Kruse vê a situação atual da pandemia como "preocupante", mas espera que, com o avanço da vacinação, a instabilidade se dissipe e o volume de vendas se recupere. Para adequar o quadro de funcionários às regras da bandeira vigente, as lojas da Capital acabam recorrendo à suspensão da jornada dos trabalhadores, que está prevista em convenção coletiva da categoria.
Até mesmo em setores essenciais, que não chegaram a fechar em nenhum momento durante a pandemia, as novas normas têm exigido adaptações. Com menos tempo para atendimento, o presidente da Associação Gaúcha de Supermercados (Agas), Antônio Cesa Longo, salienta que a tendência é que as empresas comecem a utilizar o banco de horas acumulado pelos funcionários nos últimos meses.
— Vamos seguir todas as orientações dos governantes. Entendemos que é por um período curto, em que as empresas podem acabar fazendo algum ajuste nos bancos de horas para se adaptar às novas regras — aponta Longo.
"Vai ser necessário algum tipo de auxílio"

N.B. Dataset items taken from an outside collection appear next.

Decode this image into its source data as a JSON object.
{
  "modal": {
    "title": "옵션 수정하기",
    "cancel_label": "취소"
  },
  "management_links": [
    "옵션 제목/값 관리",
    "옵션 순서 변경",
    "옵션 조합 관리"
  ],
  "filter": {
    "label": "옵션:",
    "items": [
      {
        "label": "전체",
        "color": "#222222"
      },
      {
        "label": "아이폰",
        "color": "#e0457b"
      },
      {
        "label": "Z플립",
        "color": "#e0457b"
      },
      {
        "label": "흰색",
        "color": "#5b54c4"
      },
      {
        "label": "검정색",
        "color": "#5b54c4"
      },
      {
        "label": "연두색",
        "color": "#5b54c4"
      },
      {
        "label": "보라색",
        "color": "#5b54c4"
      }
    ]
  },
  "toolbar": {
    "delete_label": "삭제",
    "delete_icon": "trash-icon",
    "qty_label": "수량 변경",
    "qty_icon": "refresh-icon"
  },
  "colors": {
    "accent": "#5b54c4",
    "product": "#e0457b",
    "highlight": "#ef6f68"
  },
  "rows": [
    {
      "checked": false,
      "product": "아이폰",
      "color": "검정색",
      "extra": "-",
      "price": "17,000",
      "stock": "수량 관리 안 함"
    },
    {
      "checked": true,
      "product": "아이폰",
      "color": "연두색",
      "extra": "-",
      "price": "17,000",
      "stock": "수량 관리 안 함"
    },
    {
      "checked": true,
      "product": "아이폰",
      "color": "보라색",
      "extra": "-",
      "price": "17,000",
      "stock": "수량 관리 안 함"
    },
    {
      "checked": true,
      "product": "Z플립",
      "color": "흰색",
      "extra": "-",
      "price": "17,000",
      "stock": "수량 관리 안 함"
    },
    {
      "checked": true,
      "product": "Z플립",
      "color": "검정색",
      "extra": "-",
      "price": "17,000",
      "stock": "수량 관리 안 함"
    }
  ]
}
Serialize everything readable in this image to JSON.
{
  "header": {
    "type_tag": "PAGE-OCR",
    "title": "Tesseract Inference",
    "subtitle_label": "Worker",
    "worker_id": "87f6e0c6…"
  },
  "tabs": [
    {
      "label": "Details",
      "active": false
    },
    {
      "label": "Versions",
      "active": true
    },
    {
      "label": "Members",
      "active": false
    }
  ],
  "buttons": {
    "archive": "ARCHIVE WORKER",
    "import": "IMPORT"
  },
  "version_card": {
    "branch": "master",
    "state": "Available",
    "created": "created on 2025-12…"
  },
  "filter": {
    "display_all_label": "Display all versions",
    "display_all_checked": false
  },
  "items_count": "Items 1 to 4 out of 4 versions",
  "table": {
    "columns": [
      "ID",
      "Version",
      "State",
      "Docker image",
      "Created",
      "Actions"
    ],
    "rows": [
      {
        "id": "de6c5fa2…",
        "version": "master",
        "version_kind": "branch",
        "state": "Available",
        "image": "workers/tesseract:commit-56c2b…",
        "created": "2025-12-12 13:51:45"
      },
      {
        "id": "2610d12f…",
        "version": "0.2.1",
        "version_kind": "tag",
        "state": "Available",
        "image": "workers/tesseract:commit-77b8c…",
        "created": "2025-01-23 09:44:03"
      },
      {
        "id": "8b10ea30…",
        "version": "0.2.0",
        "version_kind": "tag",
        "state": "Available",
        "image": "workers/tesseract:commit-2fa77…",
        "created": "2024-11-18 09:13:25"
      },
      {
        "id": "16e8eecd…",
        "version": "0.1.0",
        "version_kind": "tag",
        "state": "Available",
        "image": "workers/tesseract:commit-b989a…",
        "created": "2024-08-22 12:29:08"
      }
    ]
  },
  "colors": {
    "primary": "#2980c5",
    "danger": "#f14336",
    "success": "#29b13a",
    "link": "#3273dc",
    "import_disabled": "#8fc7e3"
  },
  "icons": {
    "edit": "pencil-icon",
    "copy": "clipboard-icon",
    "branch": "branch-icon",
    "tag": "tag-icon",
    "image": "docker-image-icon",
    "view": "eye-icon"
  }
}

A disparada no número de casos de coronavírus e de internações pela doença vem em um momento no qual muitas empresas seguem em busca de recuperação. A nova onda da doença coincide com o término dos auxílios implementados pelo governo federal em 2020, como a possibilidade de redução ou suspensão da jornada de trabalho, e o Programa Nacional de Apoio às Microempresas e Empresas de Pequeno Porte (Pronampe), que disponibilizou crédito de baixo juro com até oito meses de carência.
Em entrevista ao programa Gaúcha Atualidade, da Rádio Gaúcha, na terça-feira (23), o coordenador do conselho de assuntos tributários, legais e cíveis da Federação das Indústrias do Estado (Fiergs), Thômaz Nunnenkampe, defendeu a reedição do programa do governo federal que permite a suspensão ou redução da jornada de trabalho para atenuar impactos da nova onda de covid-19 na economia nos próximos meses.
— Vai ser necessário algum tipo de auxílio. Seria algo pontual, para os meses de março, abril, maio e junho — destacou Nunnenkampe.
Também em entrevista à Gaúcha, o presidente da Federação do Comércio de Bens e Serviços do Rio Grande do Sul (Fecomércio-RS), Luiz Carlos Bohn, considerou positiva a manutenção da cogestão e reforçou a importância da abertura das empresas para que elas se recuperem.
— A gente mantém minimamente tudo funcionando, para que a gente volte a funcionar aos poucos e saia dessa situação. Estamos torcendo que este período seja curto e que possamos recuperar as atividades — disse.